Finalmente Chevrolet tiene su primera victoria de la temporada en la Copa Sprint y llega justo en uno de los fines de semana más turbulentos para General Motors, dueña de la marca del corbatín. Poco antes de que Jimmie Johnson cruzara la meta al frente en Martinsville, tras un típico sobrepaso de “pega y sigue” a Denny Hamlin, la administración Obama pedía la renuncia de Rick Wagoner, presidente de la compañía y amigo de la NASCAR.
La nueva cabeza de la GM, Frederick Henderson, habló este martes de más recortes para poder cumplir con un programa de reducción de costos que esté acorde con lo que espera el gobierno. Esto después que le fueran desembolsados varios billones de dólares al gigante de la industria automotriz para mantenerlo respirando a pesar de sus graves heridas financieras que han llevado a pensar inclusive en la bancarrota, escenario que + sería temible por el impacto que podría tener sobre NASCAR. Por ahora no se ha tocado el tema de que los recortes incluyan el programa de competición y es probable que eso se mantenga así.
Pero volviendo a las pistas, fue aplastante el dominio del Hendrick Motorsports el domingo pasado. Ganaron la carrera, sus otros tres autos quedaron todos entre los diez primeros, y si a eso le sumamos que los dos Stewart Haas también quedaron en el top 10, tenemos no cuatro sino seis autos con chasis y motor Hendrick, dejando apenas cuatro lugares para que se los repartieran entre otros equipos, incluyendo las otras tres marcas. No creo que sea coincidencia semejante resultado. Los autos de Hendrick tienen algo que los hace ir muy bien en esta pista. Los pilotos hicieron lo suyo, pero tenían con qué.

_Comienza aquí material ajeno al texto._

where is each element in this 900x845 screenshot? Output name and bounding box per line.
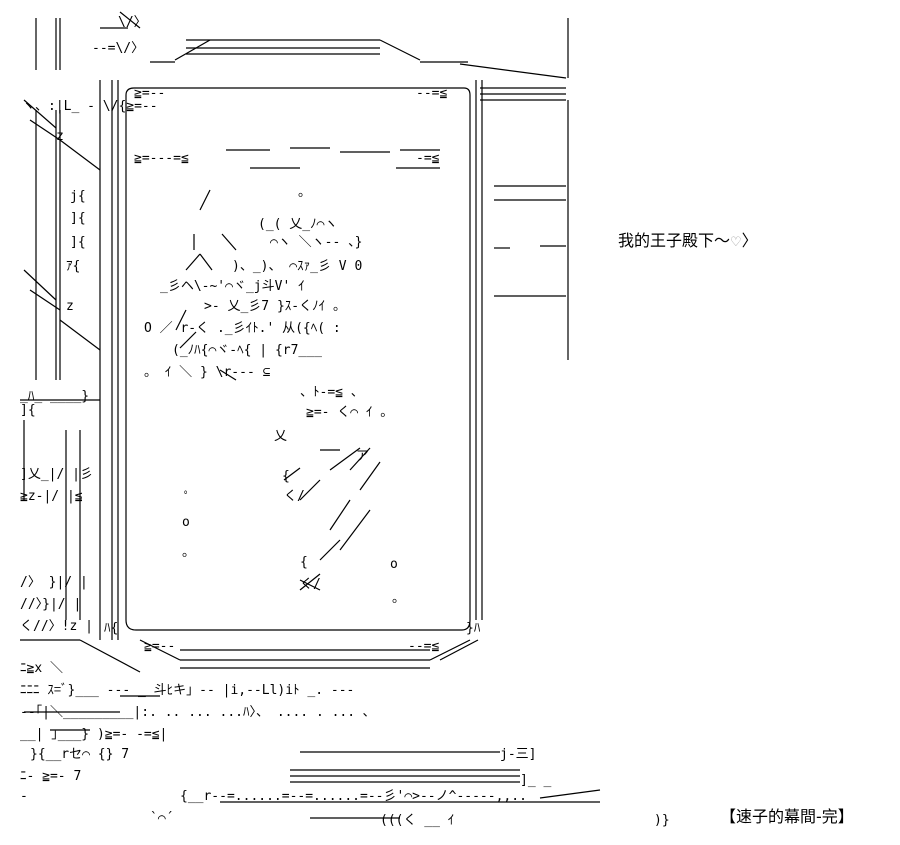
glyph-body: 、ﾄ-=≦ 、 [300,385,364,400]
glyph-band: ≧=-- [134,86,165,101]
glyph-left: ≧z-|/ |≦ [20,489,83,504]
glyph-dot: 。 [298,185,311,200]
glyph-bottom: (((く __ ｲ [380,813,454,828]
glyph-body: { [282,469,290,484]
glyph-left: ｱ{ [66,259,80,274]
glyph-band: ≧=---=≦ [134,151,189,166]
glyph-left: j{ [70,189,86,204]
glyph-frame: ﾊ{ [104,621,118,636]
heart-icon: ♡ [730,235,742,250]
glyph-band: --=≦ [416,86,447,101]
glyph-body: ア [356,449,369,464]
glyph-left: j-三] [500,747,536,762]
glyph-left: __| ｣___} )≧=- -=≦| [20,727,167,742]
glyph-left: ]_ _ [520,773,551,788]
glyph-hair: _彡ヘ\-~'⌒ヾ_j斗V' ｲ [160,279,305,294]
glyph-face: ⌒ヽ ＼ヽ-- 、} [270,235,362,250]
glyph-left: ﾆﾆﾆ ｽ=ﾞ}___ --- _ 斗ﾋキ」-- |i,--Ll)iﾄ _. -… [20,683,354,698]
dialogue-line: 我的王子殿下〜♡〉 [618,231,758,253]
glyph-frame: --=≦ [408,639,439,654]
glyph-bottom: {__r--=......=--=......=--彡'⌒>--ノ^-----,… [180,789,527,804]
ending-caption: 【速子的幕間-完】 [720,807,854,826]
glyph-left: z [66,299,74,314]
glyph-hair: O ／ r-く ._彡ｲﾄ.' 从({ﾍ( : [144,321,341,336]
glyph-frame: ≧=-- [144,639,175,654]
glyph-left: }{__rセ⌒ {} 7 [30,747,129,762]
glyph-body: く/ [284,489,305,504]
glyph-left: ヽ、:|L_ - \/{≧=-- [22,99,158,114]
glyph-left: ]乂_|/ |彡 [20,467,93,482]
glyph-hair: (_ﾉﾊ{⌒ヾ-ﾍ{ | {r7___ [172,343,322,358]
glyph-dot: ﾟ [184,491,191,506]
glyph-left: --｢|＼_________|:. .. ... ...ﾊ〉、 .... . .… [20,705,369,720]
glyph-hair: )、_)、 ⌒ｽｧ_彡 V 0 [232,259,362,274]
glyph-body: 乂 [274,429,287,444]
glyph-chevron: --=\/〉 [92,41,144,56]
glyph-hair: >- 乂_彡7 }ｽ-くﾉｲ 。 [204,299,346,314]
glyph-left: - [20,789,28,804]
glyph-left: ]{ [20,403,36,418]
glyph-left: z [56,129,64,144]
glyph-left: ]{ [70,211,86,226]
glyph-left: //〉}|/ | [20,597,81,612]
glyph-left: _ﾊ_ ____} [20,389,89,404]
glyph-dot: o [182,515,190,530]
art-lines [20,11,601,819]
glyph-body: く/ [300,577,321,592]
glyph-dot: o [390,557,398,572]
dialogue-tail: 〉 [741,231,758,250]
glyph-band: -=≦ [416,151,440,166]
glyph-bottom: )} [654,813,670,828]
art-glyphs: \/〉 --=\/〉 ≧=-- --=≦ ≧=---=≦ -=≦ 。 (_( 乂… [20,15,670,828]
glyph-chevron: \/〉 [118,15,147,30]
glyph-frame: }ﾊ [466,621,481,636]
glyph-left: /〉 }|/ | [20,575,88,590]
glyph-body: ≧=- く⌒ ｲ 。 [306,405,393,420]
glyph-dot: 。 [392,591,405,606]
dialogue-text: 我的王子殿下〜 [618,231,731,250]
glyph-bottom: `⌒´ [150,811,173,826]
glyph-body: 。 ｲ ＼ } \r--- ⊆ [144,365,271,380]
glyph-left: ﾆ≧x ＼ [20,661,63,676]
glyph-left: ]{ [70,235,86,250]
glyph-left: ﾆ- ≧=- 7 [20,769,81,784]
glyph-body: { [300,555,308,570]
glyph-left: く//〉!z | [20,619,93,634]
glyph-face: (_( 乂_ﾉ⌒ヽ [258,217,337,232]
glyph-dot: 。 [182,545,195,560]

Inmejorable forma para el señor de la gran H de celebrar el aniversario 25 de su primer triunfo. Esta vez no tuvo que llamar por un teléfono público tras salir de una misa a la que le prometió ir a su esposa Lisa, para saber la suerte de sus autos. “No me pude tomar una foto con (Geoff) Bodine en 1994,” dijo Hendrick recordando ese primer triunfo. Esta vez si celebró en Victory Lane la que fue su victoria número 176 en la máxima división de NASCAR, a lo cual le agrega que su otro piloto estrella, Jeff Gordon, es el lider del campeonato y además su piloto celebridad, Dale Earnhardt Jr, consiguió su mejor resultado de la temporada.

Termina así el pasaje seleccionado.